A lógica dessas “ações picaretas”, segundo o promotor, assenta-se no fato de que alguns fornecedores se aproveitam de que muitos brasileiros preferem não “comprar briga”, quando se veem diante de uma cobrança abusiva, “e vão aplicando pequenos golpes a dezenas, centenas ou milhares de pessoas seguidamente, causando prejuízos em toda a sociedade”.
Na sequência, o promotor reconhece que a Justiça é lenta e cara, da mesma medida em que a fiscalização peca pela ineficiência. “Não há fiscais, analistas, promotores e juízes suficientes para dar uma resposta em pouco tempo para atos ilícitos contra o consumidor (notadamente os pequenos)”, argumenta.
“Esses maus profissionais buscam enriquecer se aproveitando disso. É o que conhecemos no Brasil como ‘se colar, colou’. Eles lesam as pessoas, se um ou outro reclamar, ainda lucram muito”, avalia.
E segue: “O que quero dizer é que não aceitem picaretagem. Sejam assertivos, claros, diretos, educados, mas firmes na defesa dos seus direitos. Se a lei municipal diz que o taxímetro deve ser ligado pelo taxista na sua frente, exija isso e não abra mão do seu direito. Insista de forma firme, comunique saber os seus direitos e informe que irá acionar os órgãos de fiscalização. O fato de não ter fiscal no momento ou a demora de uma multa ser aplicada não são um ‘cheque em branco’ para maus profissionais tomarem o seu dinheiro de forma ilegal. Seja firme, não grite, não ofenda ninguém, mas exija de forma clara o respeito a um direito seu, como consumidor”.
Concluindo, o promotor reitera: “Bom fornecedor respeita o consumidor e mau fornecedor tem pavor de consumidor assertivo e consciente de seus direitos”.
Tudo correto e pertinente neste momento, quando, de fato, o “salve-se quem puder” acaba intensificando o já habitual oportunismo cotidiano.
Não obstante, apenas seria interessante observar que a picaretagem não pode ser reputada como qualidade exclusiva e inerente de um grupo em particular. Pior ainda: de supostos poderosos frente a fracos e oprimidos, numa visão tão maniqueísta quanto ingênua e ela própria oportunista (politicamente, em termos de populismo).
Essa “coisa” da malandragem, da Lei de Gerson (de “tirar vantagem em tudo”), não faz distinção entre consumidores “sempre” coitadinhos versus prestadores de serviços “100%” desonestos e comerciantes “invariavelmente” sacanas.

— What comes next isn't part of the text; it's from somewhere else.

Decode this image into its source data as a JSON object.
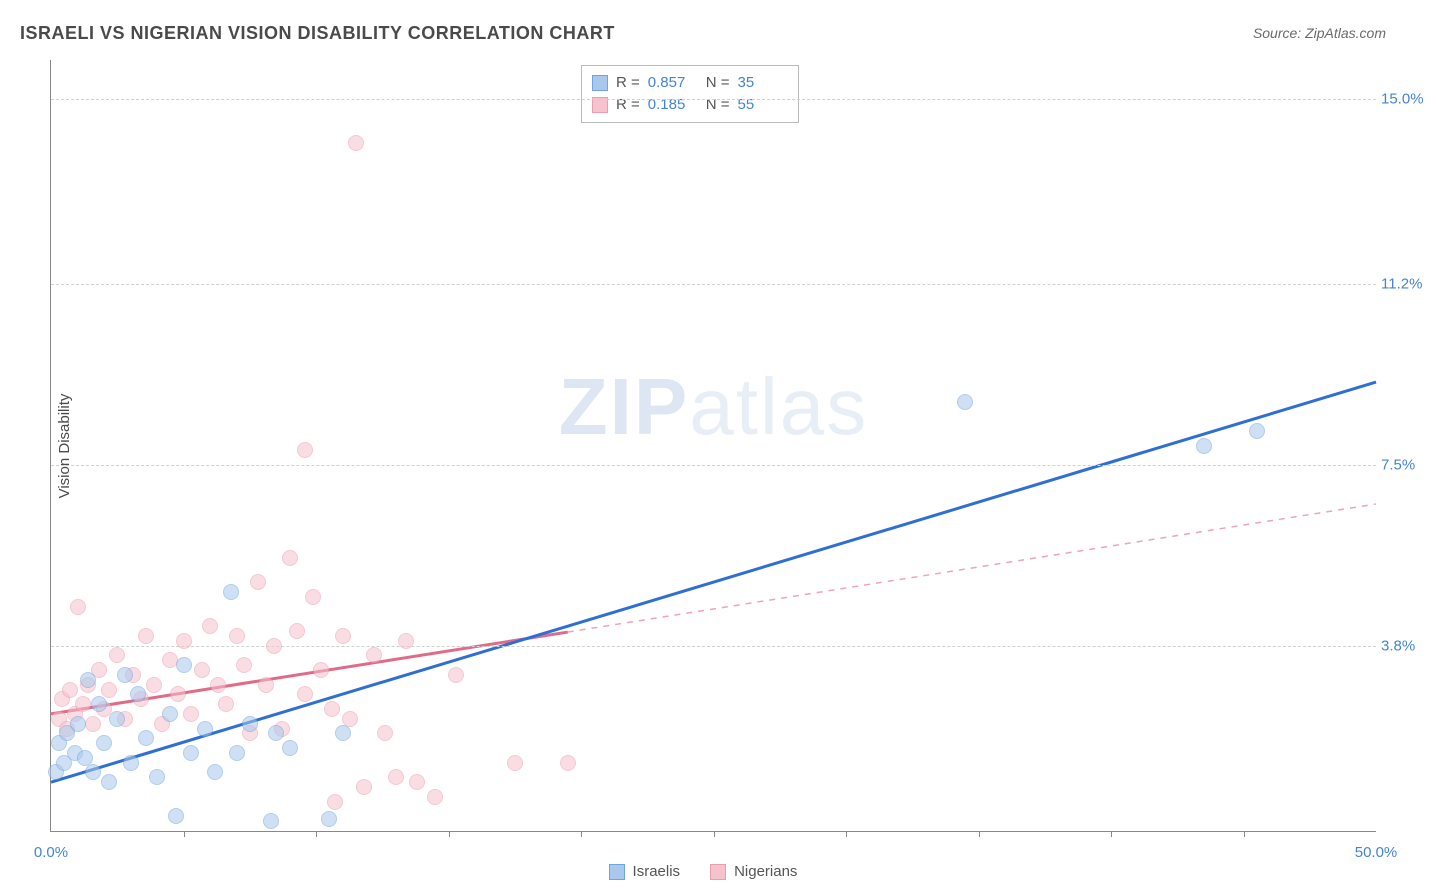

A eventual safadeza é do ser humano, não da condição em que ele se encontra, gastando ou ganhando dinheiro. Há consumidores, por exemplo, que não ficam frustrados quando encontram produtos vencidos em supermercados, identificando-os como oportunidade para poderem promover pequeno escândalo diante do caixa e, assim, auferirem alguma vantagem.
Da mesma forma, não seria malandragem menor a atitude do bonitão, jovem e sadio, que estaciona o carro na vaga de idosos ou deficientes, entre outras infinitas situações que bem indicam a índole questionável de boa parcela da população.
Além de infantil, essa visão que divide o mundo entre do “bem” e do “mal” (que não deve ser a do promotor, cujo artigo observa apenas um lado do problema) é uma interpretação obtusa da realidade.
Infelizmente, em grande parte estimulada pela satânica ignorância que graça nas redes sociais, o colorido do pensamento crítico tem se dissolvido em favor do “preto ou branco”, pobre dicotomia que envolve cada vez mais pessoas.
Afinal, patrões ou empregados, consumidores ou fornecedores, todos – absolutamente todos! – trabalham por dinheiro. E qual o problema nisso? Nenhum, vez que todos precisam de renda para consumir aquilo que lhes é de interesse e necessidade.
Importante é que o façam sem prejudicar os demais e, se possível, sem se deixarem iludir pelos discursos bobos, típicos do “politicamente correto”, que só têm estimulado o “coitadismo” e o consequente conflito social, redundando-se, assim, num crescente apartheid ideológico. Esse miserável oportunismo populista precisa ser refutado também, tanto quanto o oportunismo comercial.